Generation KI – Wie Künstliche Intelligenz unser Denken verändert
Die gängige Erzählung über eine Zukunft mit Künstlicher Intelligenz ist die Erzählung einer Entmenschlichung. Von Maschinen im Angriff auf unsere ethischen Vorstellungen, moralischen Grundlagen und finanzielles Auskommen. Aber es gibt einen andere Sichtweise auf die Zukunft. Gedanken von Robert Thielicke.
Der Blick zurück, der Blick nach vorne
Auf Basis unserer Kenntnisse über die menschliche Psychologie und den historischen Reaktionen auf umstürzende technologische Entwicklungen ist diese Sichtweise sogar deutlich wahrscheinlicher: Wir stehen nicht vor einem Maschinenzeitalter, sondern vor einem menschlichen Zeitalter. KI wird uns nicht zu Automaten machen, sondern zu humaneren Wesen. Der Grund liegt im Wesen des Menschen. Seit Jahrtausenden sieht er sich als Höhepunkt der Schöpfung, als ein ganz besonderes unter den Millionen verschiedenen Lebewesen auf der Erde. Die christliche Religion gab diesem Gefühl einen Namen: Die Freiheit, Entscheidungen zu treffen. Psychologen nennen es Selbstwirksamkeit: Das Bedürfnis, Einfluss auf sein Leben zu nehmen, die tief verwurzelte Abneigung dagegen, eine Marionette zu sein.
Macht, Freiheit und Empathie – auch mit KI
Dieses Bedürfnis hat ihn Werkzeuge erfinden, Kleidung nähen, Häuser bauen, sich dem Ackerbau zuwenden, das Zeitalter der Aufklärung begründen und die Idee der Demokratie entwickeln lassen: Alles mit dem Ziel, die Macht zu bekommen, sein Schicksal selbst in die Hand zu nehmen. Statt willenlos den Naturgewalten ausgesetzt zu sein eroberte er sich so Schritt für Schritt die Freiheit, selbst über den nächsten Schritt entscheiden zu können. Dieses Bedürfnis wird Künstliche Intelligenz nicht töten. Es wird ihm eine neue Richtung geben.

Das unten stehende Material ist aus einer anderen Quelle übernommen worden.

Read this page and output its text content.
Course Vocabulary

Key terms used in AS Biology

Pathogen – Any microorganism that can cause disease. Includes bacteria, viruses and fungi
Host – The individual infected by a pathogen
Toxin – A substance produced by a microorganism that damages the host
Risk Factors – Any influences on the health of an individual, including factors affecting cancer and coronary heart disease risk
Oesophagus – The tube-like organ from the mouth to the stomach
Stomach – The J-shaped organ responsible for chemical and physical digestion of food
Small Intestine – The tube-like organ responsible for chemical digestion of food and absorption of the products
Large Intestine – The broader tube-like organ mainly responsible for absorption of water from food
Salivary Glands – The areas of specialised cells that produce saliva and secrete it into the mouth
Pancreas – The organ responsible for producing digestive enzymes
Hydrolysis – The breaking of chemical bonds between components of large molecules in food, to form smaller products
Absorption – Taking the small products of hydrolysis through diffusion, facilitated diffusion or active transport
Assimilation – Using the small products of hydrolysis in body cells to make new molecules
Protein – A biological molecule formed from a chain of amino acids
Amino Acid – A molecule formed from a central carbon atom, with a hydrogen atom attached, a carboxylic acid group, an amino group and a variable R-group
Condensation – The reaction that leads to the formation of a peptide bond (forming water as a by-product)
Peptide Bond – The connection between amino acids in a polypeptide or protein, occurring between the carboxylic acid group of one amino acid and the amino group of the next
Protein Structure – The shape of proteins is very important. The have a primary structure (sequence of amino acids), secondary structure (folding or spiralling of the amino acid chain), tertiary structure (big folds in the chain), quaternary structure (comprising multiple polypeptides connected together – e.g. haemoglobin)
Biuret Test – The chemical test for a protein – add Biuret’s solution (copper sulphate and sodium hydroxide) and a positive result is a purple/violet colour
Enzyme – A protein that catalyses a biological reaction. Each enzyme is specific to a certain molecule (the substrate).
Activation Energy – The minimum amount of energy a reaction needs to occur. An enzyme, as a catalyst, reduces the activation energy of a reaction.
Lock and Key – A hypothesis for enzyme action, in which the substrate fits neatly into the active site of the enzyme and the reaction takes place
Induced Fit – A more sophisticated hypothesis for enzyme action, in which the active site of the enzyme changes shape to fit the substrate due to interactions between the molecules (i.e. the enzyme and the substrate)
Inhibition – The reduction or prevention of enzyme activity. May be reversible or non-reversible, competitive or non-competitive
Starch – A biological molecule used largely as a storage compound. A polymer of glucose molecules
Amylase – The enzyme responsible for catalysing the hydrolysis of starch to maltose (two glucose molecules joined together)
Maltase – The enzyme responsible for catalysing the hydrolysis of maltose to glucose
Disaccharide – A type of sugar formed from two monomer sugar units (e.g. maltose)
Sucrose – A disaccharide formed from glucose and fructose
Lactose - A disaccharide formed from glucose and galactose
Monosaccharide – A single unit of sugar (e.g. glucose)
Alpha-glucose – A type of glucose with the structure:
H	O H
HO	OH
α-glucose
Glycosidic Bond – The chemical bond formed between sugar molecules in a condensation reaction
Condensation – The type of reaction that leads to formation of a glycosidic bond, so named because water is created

Seit der Aufklärung ist der Mensch stolz auf seine rationale, analytische Denkweise – auf das, was lange als die “besondere menschliche Intelligenz” galt. Wenn Künstliche Intelligenz ihn nun von diesem Thron stößt, wenn kognitive Leistung zur Commodity wird – die Entwicklung dorthin hat bereits begonnen – wird er sich einen Bereich suchen, der ihn weiterhin einzigartig sein lässt. Und das wird in einer Domäne sein, die KI per Definition nie erobern wird: menschlich zu sein. Empathie wird wichtiger als Effizienz, Freiheit wichtiger als bloßes Funktionieren, das Humankapital wird wieder zum Menschen.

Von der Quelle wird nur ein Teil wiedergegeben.